Mandatory CCS as the solution to climate change?

Carbon Dioxide

Allen argues that the extent of global warming is predominantly determined by the cumulative stock of CO2emissions over all time, and not the rate of flow in any given decade. For this reason, while carbon pricing and cap and trade schemes might be a good way of slowing down the rate at which we burn fossil fuels, it will not suffice if we still burn too much in the end. In fact, the demand for fossil energy use will always exist, and its entire ban may be impossible. Consequently, Allen advocates for CCS technologies, which capture CO2 and inject it underground. The CO2 will be permanently stored, preventing damaging climate change.

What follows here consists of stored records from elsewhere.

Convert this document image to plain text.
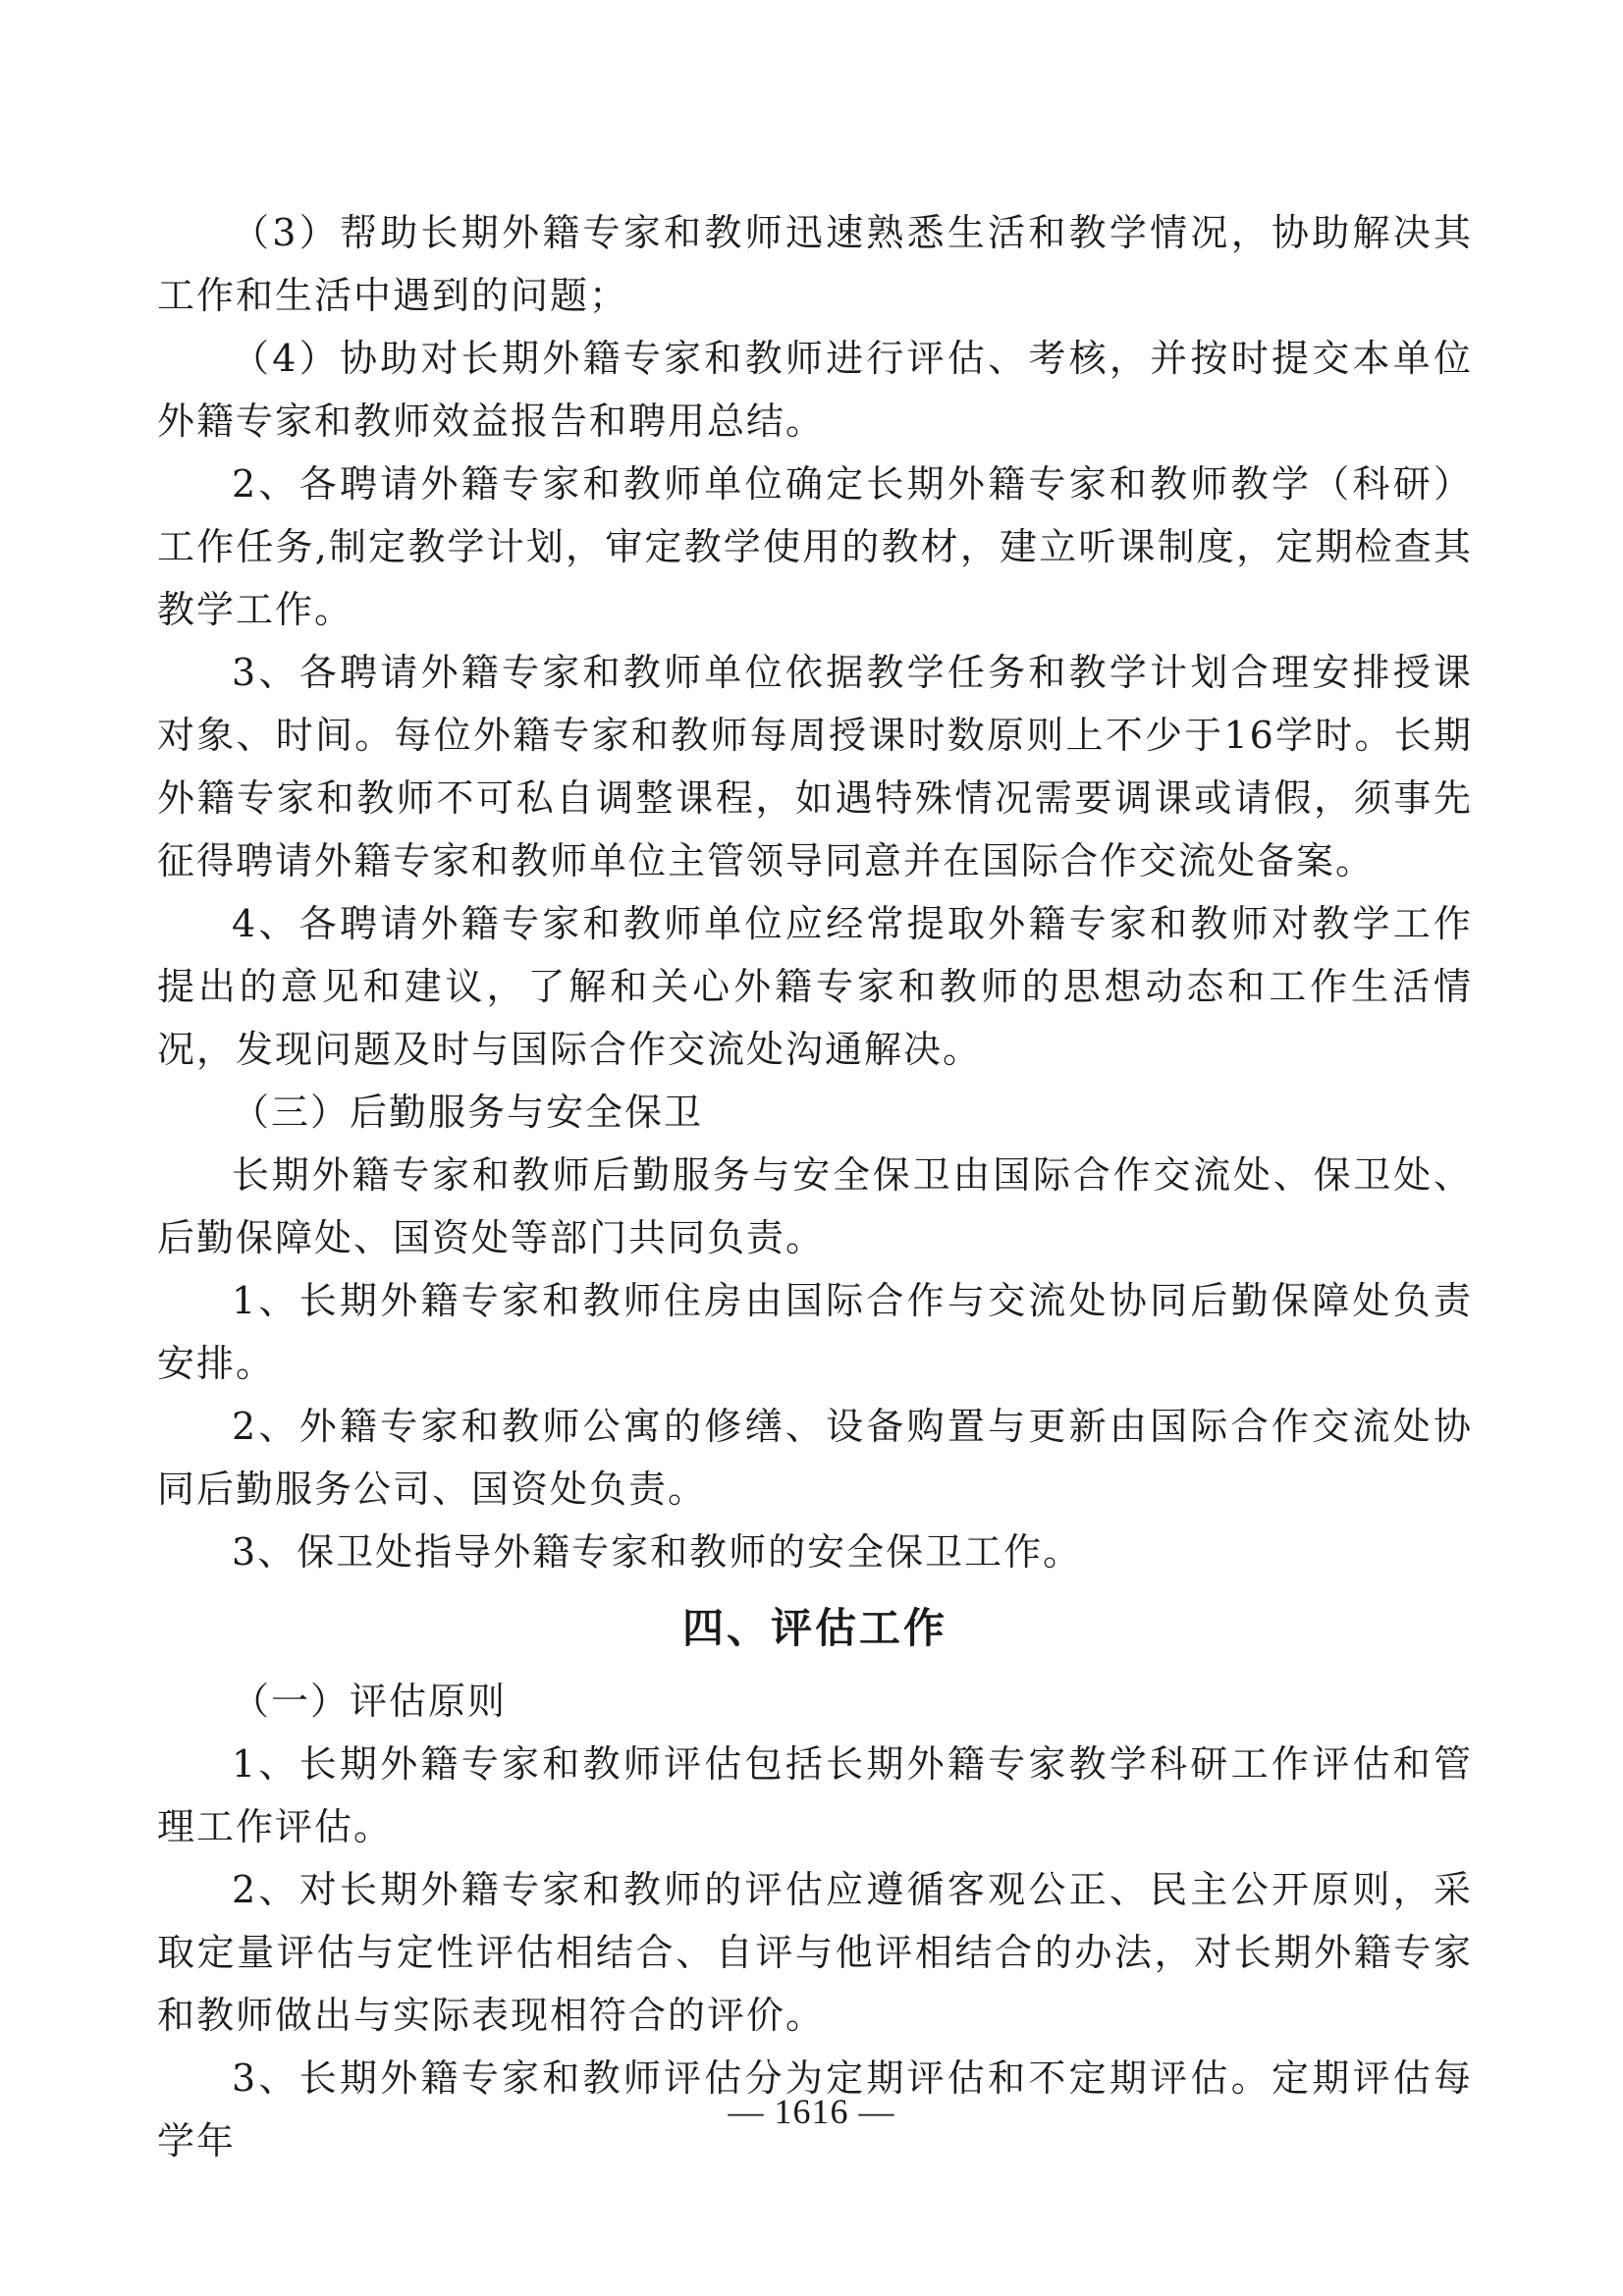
（3）帮助长期外籍专家和教师迅速熟悉生活和教学情况，协助解决其工作和生活中遇到的问题；

（4）协助对长期外籍专家和教师进行评估、考核，并按时提交本单位外籍专家和教师效益报告和聘用总结。

2、各聘请外籍专家和教师单位确定长期外籍专家和教师教学（科研）工作任务,制定教学计划，审定教学使用的教材，建立听课制度，定期检查其教学工作。

3、各聘请外籍专家和教师单位依据教学任务和教学计划合理安排授课对象、时间。每位外籍专家和教师每周授课时数原则上不少于16学时。长期外籍专家和教师不可私自调整课程，如遇特殊情况需要调课或请假，须事先征得聘请外籍专家和教师单位主管领导同意并在国际合作交流处备案。

4、各聘请外籍专家和教师单位应经常提取外籍专家和教师对教学工作提出的意见和建议，了解和关心外籍专家和教师的思想动态和工作生活情况，发现问题及时与国际合作交流处沟通解决。

（三）后勤服务与安全保卫

长期外籍专家和教师后勤服务与安全保卫由国际合作交流处、保卫处、后勤保障处、国资处等部门共同负责。

1、长期外籍专家和教师住房由国际合作与交流处协同后勤保障处负责安排。

2、外籍专家和教师公寓的修缮、设备购置与更新由国际合作交流处协同后勤服务公司、国资处负责。

3、保卫处指导外籍专家和教师的安全保卫工作。

四、评估工作

（一）评估原则

1、长期外籍专家和教师评估包括长期外籍专家教学科研工作评估和管理工作评估。

2、对长期外籍专家和教师的评估应遵循客观公正、民主公开原则，采取定量评估与定性评估相结合、自评与他评相结合的办法，对长期外籍专家和教师做出与实际表现相符合的评价。

3、长期外籍专家和教师评估分为定期评估和不定期评估。定期评估每学年

— 1616 —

At present CO2 capture is not sufficiently incentivised.  Allen believes modest carbon taxes and CO2 cap and trade schemes act to make climate policy at times ineffective and may hinder CCS deployment. Allen argues that relying on a slowly rising carbon price or a slowly declining emission cap would in the best case scenario entail a headlong rush to CO2 capture sometime in 2050s, inducing a heavy burden on tax-payers of that time. Instead, Allen argues that the only way we will solve climate change is by making CO2 capture mandatory. “It would be much safer to phase it in gradually by requiring the fossil fuel industry to start sequestering a fraction of the carbon they extract right away”

Bellona, along with other environmental groups is arguing for the implementation of an EU wide emissions performance standard (EPS) on fossil fuel power plants. Bellona also believes that a range of policy is necessary, including an effective carbon price.